A biochemist and neuroscientist by training, John is focused on life sciences and health tech. Before joining SBIA, he was an investor at biotech venture firm Arix Bioscience and a consultant in the life sciences practice of L.E.K. Consulting. John received a PhD in Neuroscience from University College London, a BSc in Biochemistry from Imperial College London and has published scientific articles in PNAS, Nature Communications, the Journal of Neuroscience, and eLife.
Why did you decide to move from academia into investing?
In academia, I enjoyed getting to the heart of a scientific problem, diving deep, and developing technical expertise in a specific subject. My experience working on the mechanism of approved drugs sparked my interest in the translation of basic research into medicines, and how the industry behind it works.
That’s why I chose to go into life sciences strategy consulting, where I supported biotech and pharma companies with strategic decision-making and transactions. It was a fantastic way to build out my understanding of the business of drug development and how medicines go from bench to bedside.

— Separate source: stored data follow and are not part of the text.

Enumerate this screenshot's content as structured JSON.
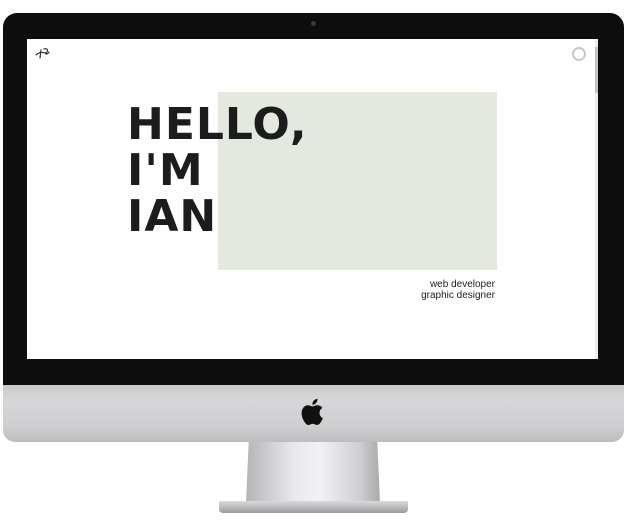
{
  "hero": {
    "line1": "HELLO,",
    "line2": "I'M",
    "line3": "IAN"
  },
  "roles": {
    "role1": "web developer",
    "role2": "graphic designer"
  },
  "colors": {
    "accent_block": "#e4e9e0",
    "heading": "#1c1c1c",
    "bezel": "#0d0d0d"
  },
  "icons": {
    "logo": "signature-logo-icon",
    "menu": "circle-menu-icon",
    "apple": "apple-logo-icon"
  }
}
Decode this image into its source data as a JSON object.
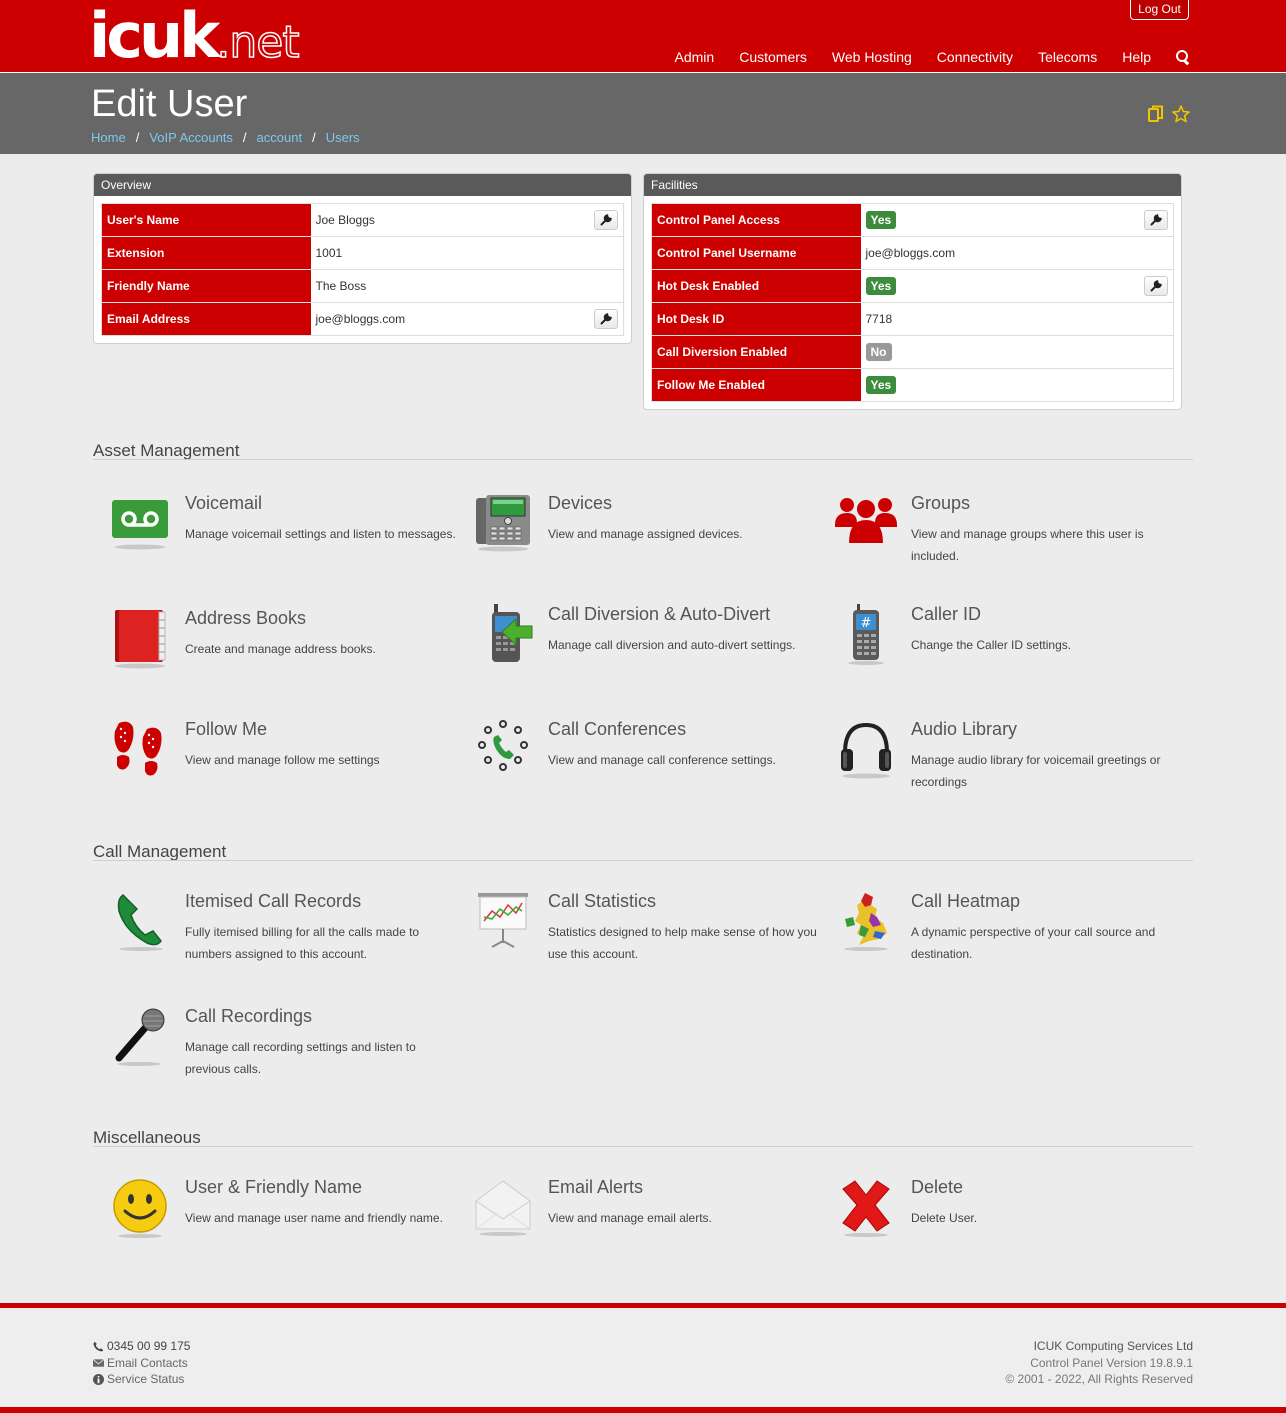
{
  "header": {
    "logo_main": "icuk",
    "logo_suffix": ".net",
    "logout_label": "Log Out",
    "nav": [
      "Admin",
      "Customers",
      "Web Hosting",
      "Connectivity",
      "Telecoms",
      "Help"
    ]
  },
  "page": {
    "title": "Edit User",
    "breadcrumb": [
      "Home",
      "VoIP Accounts",
      "account",
      "Users"
    ],
    "breadcrumb_sep": "/"
  },
  "overview": {
    "heading": "Overview",
    "rows": [
      {
        "label": "User's Name",
        "value": "Joe Bloggs",
        "editable": true
      },
      {
        "label": "Extension",
        "value": "1001",
        "editable": false
      },
      {
        "label": "Friendly Name",
        "value": "The Boss",
        "editable": false
      },
      {
        "label": "Email Address",
        "value": "joe@bloggs.com",
        "editable": true
      }
    ]
  },
  "facilities": {
    "heading": "Facilities",
    "rows": [
      {
        "label": "Control Panel Access",
        "value": "Yes",
        "badge": "yes",
        "editable": true
      },
      {
        "label": "Control Panel Username",
        "value": "joe@bloggs.com",
        "badge": null,
        "editable": false
      },
      {
        "label": "Hot Desk Enabled",
        "value": "Yes",
        "badge": "yes",
        "editable": true
      },
      {
        "label": "Hot Desk ID",
        "value": "7718",
        "badge": null,
        "editable": false
      },
      {
        "label": "Call Diversion Enabled",
        "value": "No",
        "badge": "no",
        "editable": false
      },
      {
        "label": "Follow Me Enabled",
        "value": "Yes",
        "badge": "yes",
        "editable": false
      }
    ]
  },
  "sections": {
    "asset": {
      "title": "Asset Management",
      "tiles": [
        {
          "title": "Voicemail",
          "desc": "Manage voicemail settings and listen to messages.",
          "icon": "voicemail-icon"
        },
        {
          "title": "Devices",
          "desc": "View and manage assigned devices.",
          "icon": "desk-phone-icon"
        },
        {
          "title": "Groups",
          "desc": "View and manage groups where this user is included.",
          "icon": "group-icon"
        },
        {
          "title": "Address Books",
          "desc": "Create and manage address books.",
          "icon": "address-book-icon"
        },
        {
          "title": "Call Diversion & Auto-Divert",
          "desc": "Manage call diversion and auto-divert settings.",
          "icon": "call-divert-icon"
        },
        {
          "title": "Caller ID",
          "desc": "Change the Caller ID settings.",
          "icon": "caller-id-phone-icon"
        },
        {
          "title": "Follow Me",
          "desc": "View and manage follow me settings",
          "icon": "footprints-icon"
        },
        {
          "title": "Call Conferences",
          "desc": "View and manage call conference settings.",
          "icon": "conference-icon"
        },
        {
          "title": "Audio Library",
          "desc": "Manage audio library for voicemail greetings or recordings",
          "icon": "headphones-icon"
        }
      ]
    },
    "call": {
      "title": "Call Management",
      "tiles": [
        {
          "title": "Itemised Call Records",
          "desc": "Fully itemised billing for all the calls made to numbers assigned to this account.",
          "icon": "phone-handset-icon"
        },
        {
          "title": "Call Statistics",
          "desc": "Statistics designed to help make sense of how you use this account.",
          "icon": "statistics-board-icon"
        },
        {
          "title": "Call Heatmap",
          "desc": "A dynamic perspective of your call source and destination.",
          "icon": "heatmap-icon"
        },
        {
          "title": "Call Recordings",
          "desc": "Manage call recording settings and listen to previous calls.",
          "icon": "microphone-icon"
        }
      ]
    },
    "misc": {
      "title": "Miscellaneous",
      "tiles": [
        {
          "title": "User & Friendly Name",
          "desc": "View and manage user name and friendly name.",
          "icon": "smiley-icon"
        },
        {
          "title": "Email Alerts",
          "desc": "View and manage email alerts.",
          "icon": "envelope-icon"
        },
        {
          "title": "Delete",
          "desc": "Delete User.",
          "icon": "red-x-icon"
        }
      ]
    }
  },
  "footer": {
    "phone": "0345 00 99 175",
    "email_contacts": "Email Contacts",
    "service_status": "Service Status",
    "company": "ICUK Computing Services Ltd",
    "version": "Control Panel Version 19.8.9.1",
    "copyright": "© 2001 - 2022, All Rights Reserved"
  },
  "colors": {
    "brand_red": "#cc0000",
    "title_bar": "#676767",
    "badge_yes": "#3d8b3d",
    "badge_no": "#999999",
    "link": "#7ec8ef"
  }
}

My interest in investing was driven by my desire to apply my experience in a context where I could directly contribute to the development of life-saving innovations. As an investor, I have the privilege of partnering with world-class founders and management teams to work on the most challenging and important problems relating to human health. Supporting portfolio companies through the ups and downs of developing new technologies is incredibly rewarding because one day these companies will hopefully be changing patients’ lives for the better.
What do you admire most about your colleagues at SBIA?

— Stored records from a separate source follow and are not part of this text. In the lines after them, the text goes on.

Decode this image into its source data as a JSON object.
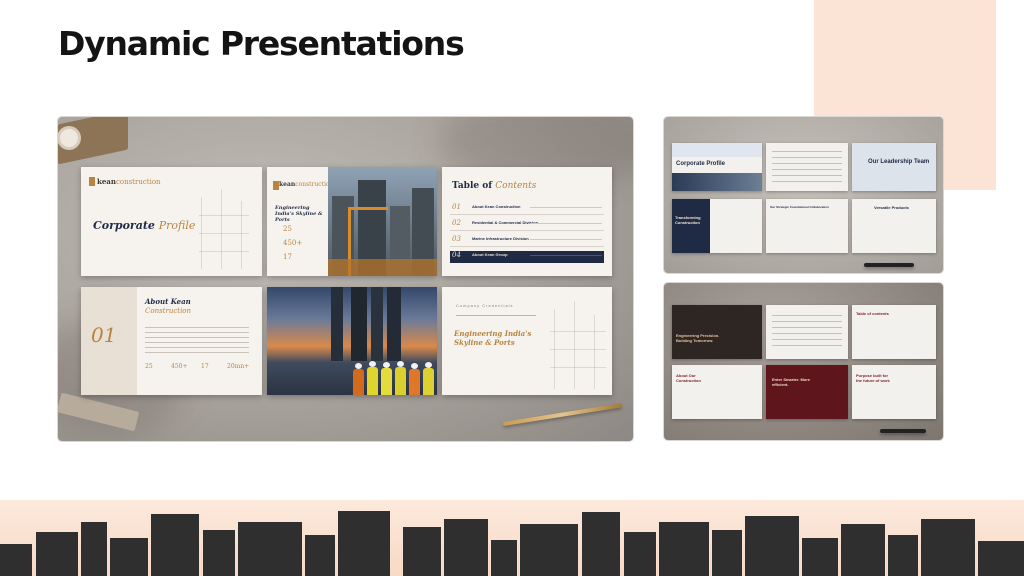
{
  "page": {
    "title": "Dynamic Presentations"
  },
  "main_mockup": {
    "slide_corporate": {
      "brand_main": "kean",
      "brand_sub": "construction",
      "title_main": "Corporate",
      "title_accent": "Profile"
    },
    "slide_skyline": {
      "brand_main": "kean",
      "brand_sub": "construction",
      "title": "Engineering India's Skyline & Ports",
      "stat1": "25",
      "stat2": "450+",
      "stat3": "17"
    },
    "slide_toc": {
      "title_main": "Table of",
      "title_accent": "Contents",
      "items": [
        {
          "num": "01",
          "label": "About Kean Construction"
        },
        {
          "num": "02",
          "label": "Residential & Commercial Division"
        },
        {
          "num": "03",
          "label": "Marine Infrastructure Division"
        },
        {
          "num": "04",
          "label": "About Kean Group"
        }
      ]
    },
    "slide_about": {
      "title_main": "About Kean",
      "title_accent": "Construction",
      "big_num": "01",
      "stat1": "25",
      "stat2": "450+",
      "stat3": "17",
      "stat4": "20mn+"
    },
    "slide_closing": {
      "eyebrow": "Company Credentials",
      "title": "Engineering India's Skyline & Ports"
    }
  },
  "top_mockup": {
    "cover": "Corporate Profile",
    "leadership": "Our Leadership Team",
    "transforming": "Transforming Construction",
    "approach": "Our Strategic Foundational Collaboration",
    "products": "Versatile Products"
  },
  "bottom_mockup": {
    "cover": "Engineering Precision. Building Tomorrow.",
    "toc": "Table of contents",
    "about": "About Our Construction",
    "reach": "Enter Smarter. More efficient.",
    "purpose": "Purpose built for the future of work"
  },
  "colors": {
    "peach": "#fbe3d6",
    "navy": "#1f2a44",
    "gold": "#b8843f",
    "skyline": "#2f2f2f"
  }
}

Their commitment and tenacity. My colleagues get to the heart of a matter very quickly and efficiently — identifying the critical questions and key issues that need to be resolved. They prioritize effectively and are incredibly productive. The environment here is very energizing in that it feels like everyone is focused on high-impact projects all the time.

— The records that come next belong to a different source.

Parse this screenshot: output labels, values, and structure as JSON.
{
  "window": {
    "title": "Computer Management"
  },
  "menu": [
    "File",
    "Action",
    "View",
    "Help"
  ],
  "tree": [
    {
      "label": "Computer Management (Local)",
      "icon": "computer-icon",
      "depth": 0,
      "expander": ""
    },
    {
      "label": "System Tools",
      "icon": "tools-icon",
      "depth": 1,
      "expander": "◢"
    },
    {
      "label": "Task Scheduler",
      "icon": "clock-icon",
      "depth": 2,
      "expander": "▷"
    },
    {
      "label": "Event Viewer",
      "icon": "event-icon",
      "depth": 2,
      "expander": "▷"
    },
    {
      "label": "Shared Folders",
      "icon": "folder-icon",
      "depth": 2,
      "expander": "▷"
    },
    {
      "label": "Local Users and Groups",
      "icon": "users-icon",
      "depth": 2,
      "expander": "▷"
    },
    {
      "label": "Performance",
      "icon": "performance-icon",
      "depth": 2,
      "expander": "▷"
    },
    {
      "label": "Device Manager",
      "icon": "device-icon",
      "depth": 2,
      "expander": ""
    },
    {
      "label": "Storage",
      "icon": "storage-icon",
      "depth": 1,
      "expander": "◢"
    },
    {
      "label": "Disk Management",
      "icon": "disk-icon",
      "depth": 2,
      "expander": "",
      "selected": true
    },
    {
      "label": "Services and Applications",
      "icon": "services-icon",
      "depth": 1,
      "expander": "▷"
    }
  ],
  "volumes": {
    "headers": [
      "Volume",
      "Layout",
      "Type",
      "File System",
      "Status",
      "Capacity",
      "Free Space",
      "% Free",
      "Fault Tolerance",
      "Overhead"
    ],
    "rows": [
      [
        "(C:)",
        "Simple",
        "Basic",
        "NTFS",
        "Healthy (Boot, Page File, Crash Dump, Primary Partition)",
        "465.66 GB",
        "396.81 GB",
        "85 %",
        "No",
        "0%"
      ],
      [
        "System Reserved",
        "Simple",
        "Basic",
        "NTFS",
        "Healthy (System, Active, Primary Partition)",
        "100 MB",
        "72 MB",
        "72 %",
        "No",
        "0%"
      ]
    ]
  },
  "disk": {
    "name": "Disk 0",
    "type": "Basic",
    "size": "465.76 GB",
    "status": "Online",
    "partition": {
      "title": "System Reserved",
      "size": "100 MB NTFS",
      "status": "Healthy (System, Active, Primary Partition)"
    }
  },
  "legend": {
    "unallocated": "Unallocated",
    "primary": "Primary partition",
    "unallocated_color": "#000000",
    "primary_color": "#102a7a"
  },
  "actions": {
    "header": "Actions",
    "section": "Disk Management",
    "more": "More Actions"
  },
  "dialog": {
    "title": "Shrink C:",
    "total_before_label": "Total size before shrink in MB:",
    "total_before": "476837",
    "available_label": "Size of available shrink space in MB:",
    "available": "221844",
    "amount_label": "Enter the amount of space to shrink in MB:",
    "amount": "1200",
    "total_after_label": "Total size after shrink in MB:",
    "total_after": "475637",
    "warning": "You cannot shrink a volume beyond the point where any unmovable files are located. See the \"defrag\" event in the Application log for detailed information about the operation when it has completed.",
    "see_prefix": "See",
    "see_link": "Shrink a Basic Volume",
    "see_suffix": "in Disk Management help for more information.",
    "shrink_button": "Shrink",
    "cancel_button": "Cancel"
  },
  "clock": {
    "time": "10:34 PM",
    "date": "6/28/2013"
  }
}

What should companies expect when they work with you?
I have a direct and transparent style. I’m very open and candid with founders and management teams, and I expect them to be frank with me as well.
I also set a very high bar. We see a huge number of opportunities and must triage them efficiently. But when we develop high conviction in a company, we will champion them. Once we’ve partnered, I consider myself part of the team and will be there with the team through whatever comes our way.
Finally, I’m quite intellectually curious. I like to understand how things work — which is probably one of the reasons I’m at the scientific end of investing. I look at the biological reasons underpinning a technology, and take a view on the risks and probability of success. I enjoy reading scientific papers and getting into the details of the data.
How would you describe the opportunity for AI in life sciences and health tech?
Over the last 20 years, there have been advances in health and life sciences that allow us to measure things we couldn’t measure before and quantify things that weren’t quantifiable. The result is that we now have far more data than we’ve ever had.
That creates a huge opportunity for AI and machine learning to help make sense of data and make sure everyone is getting the most out of new datasets — whether you’re designing drugs based on the structures of different proteins, or selecting which patients might respond best to a particular therapy.
All of this opens the door to new and interesting applications that we haven’t even thought of yet. It’s why I’m extremely excited and optimistic about the future of life sciences and health technology.
What are you doing when you’re not working?
I spend a lot of time with my wife and two young children, as well as our growing collection of animals which currently includes two dogs, chickens, and quail. I also like running to stay fit and decompress, and counterbalance that with a passion for craft ale.